Though Calvin has offered interims in Brazil, Argentina and Peru, this latest Peru offering (an advanced course geared to Spanish majors) is Calvin’s first South American semester abroad. “The whole South American continent is such a fascinating and essential part of Latin American culture, history and identity,” Zandstra said. “Peru has that added layer of Andean reality; it’s a multilingual and multicultural environment … .The whole Andean region is emerging as an area of interest to the rest of the world.”
Calvin currently offers study-abroad options in 12 countries and interim classes in 20. And the college is home to 346 international students, hailing from Asia, Africa, Europe and Canada.
Those numbers rank Calvin second nationally among baccalaureate institutions for the total number of students who participate in a short-term study abroad, according to the 2010 Open Doors Report from the Institute of International Education. The school ranks sixth in the same category for the number of international students studying on campus.
“We have a culture, on the one hand, that encourages young people to study off-campus, and that is nice—but it’s also a huge responsibility,” said Don De Graaf, Calvin’s director for off-campus programs.

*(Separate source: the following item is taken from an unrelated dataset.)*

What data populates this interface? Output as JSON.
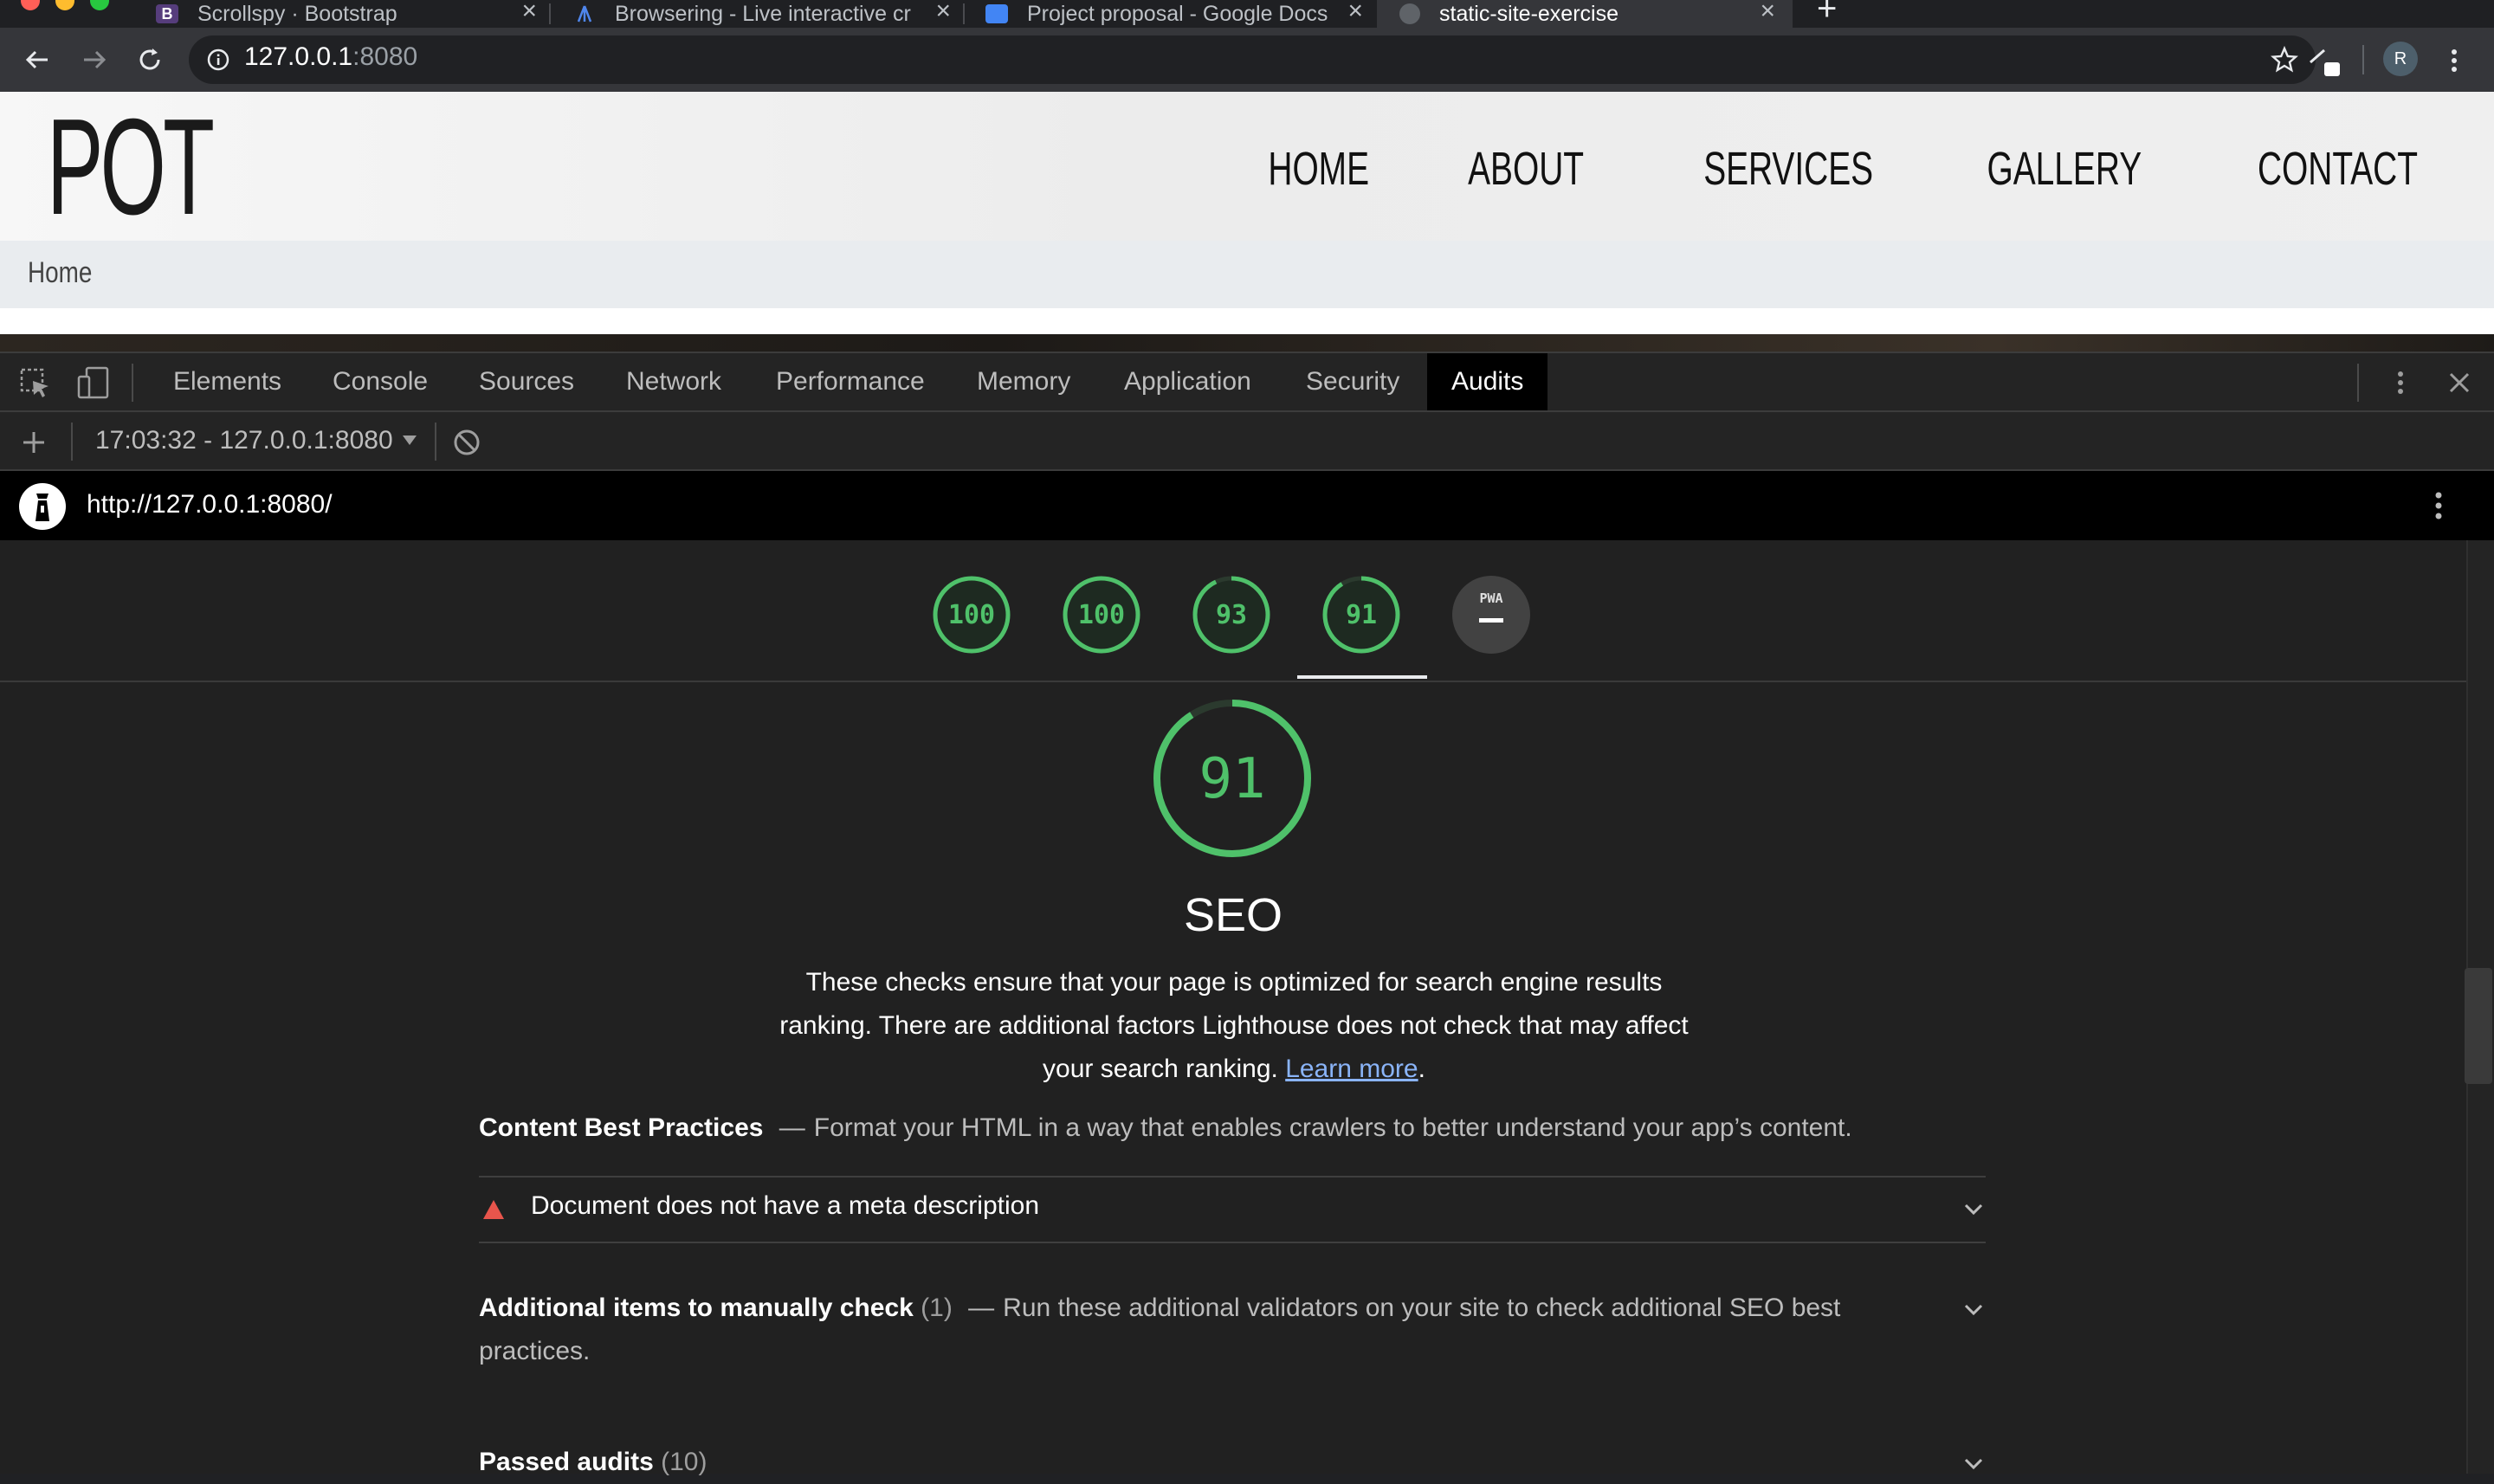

De Graaf wants to offer Calvin students study-abroad opportunities that are exploratory and fun—and packed with meaning. The Calvin student studying abroad is not a tourist, he emphasized, but a pilgrim: “If you’re a tourist, you can go somewhere and check off that you’ve seen this, seen that.” Calvin study abroad, like Calvin study everywhere, is meant to draw students closer to God, he said. And experiencing other cultures is a profound way to do so.
“I think our off-campus programs are a way for students to see the awesome places of this world, the wonder,” De Graaf said. “They can also see the heartbreak of the world—the places where people are living in poverty—and also the hope.”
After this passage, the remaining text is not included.